Sie zuckte mit den Schultern. »Du hast dich ein paar Minuten verspätet. Da kam mir der Gedanke, du könntest es dir anders überlegt haben. Ich könnte es sogar verstehen. Wer will sich schon mit jemandem wie mir belasten? Das bringt doch nur Probleme und Sorgen.«
»Nein!« Er legte ihr die rechte Hand auf den linken Unterarm. »So etwas darfst du nicht einmal denken. Im Gegenteil. Jemand wie du ist wie ein Geschenk des Himmels für mich.«
»Ach, was redest du denn da?« Sie schüttelte den Kopf. Gleichwohl taten ihr seine Worte gut und wärmten ihr Herz.
»Nein, das meine ich völlig ernst.« Er drückte ihren Arm, als wollte er seine Worte bekräftigen. »Ich bin so froh, dass ich dir begegnet bin. Du bist ein Geschenk des Himmels. Und ein Zeichen, dass Gott meine Gebete erhört hat und meine Pläne gutheißt und tatkräftig unterstützt.«
Nadine runzelte verwirrt die Stirn. »Was meinst du damit, Johannes? Welche Pläne?«
Er schüttelte den Kopf. »Das erzähle ich dir später. Es ist alles Teil der Überraschung, die ich für dich vorbereitet habe. Und die will ich dir nicht verderben, indem ich vorher zu viel verrate. Du magst doch Überraschungen, oder?«
»Wer mag die nicht?« In Gedanken setzte sie hinzu: Solange sie positiv sind. Sie sprach es jedoch nicht aus, weil sie ihn nicht verletzen wollte. Außerdem konnte sie sich nicht vorstellen, dass ein Mann wie Johannes jemandem eine böse Überraschung bereiten könnte.

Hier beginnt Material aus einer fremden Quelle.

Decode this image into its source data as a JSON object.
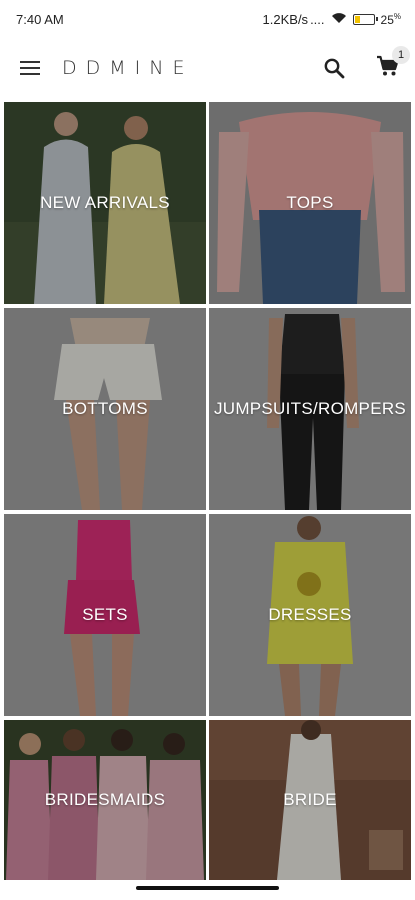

Seine vorherigen Worte fielen ihr wieder ein. Ein Geschenk des Himmels hatte er sie genannt. Damit hatte er natürlich maßlos übertrieben. Aber auf ihn traf das durchaus zu. Für sie war er tatsächlich ein Geschenk des Himmels. Denn er nahm sie so, wie sie war. Schließlich war sie seit heute so etwas wie beschädigte Ware. Dafür sorgte Mr. Tumor, wie sie die Geschwulst getauft hatte. Er hatte sich uneingeladen in ihrem Kopf eingenistet und würde sich immer weiter ausbreiten, wenn man ihm nicht mit Bestrahlung und Chemotherapie zu Leibe rückte und Einhalt gebot. Ob es allerdings letztendlich gelang, ihn zu besiegen, stand momentan noch in den Sternen. Und selbst wenn es gelingen sollte, war es bis dahin ein langer, steiniger und dornenreicher Weg.
Doch nachdem sie Johannes getroffen hatte, hatte Nadine nicht mehr so viel Angst davor, diesen Weg zu gehen. Nicht wie zu dem Zeitpunkt, als sie die Diagnose gehört und wie betäubt dem Getöse gelauscht hatte, mit dem ihre heile Welt in sich zusammengefallen war. Denn nun war sie nicht mehr allein. Jetzt würde sie den Weg gemeinsam mit Johannes gehen. Ihrem Geschenk des Himmels, nachdem der Teufel ihr zuvor eine bösartige Überraschung in Gestalt des Tumors präsentiert hatte.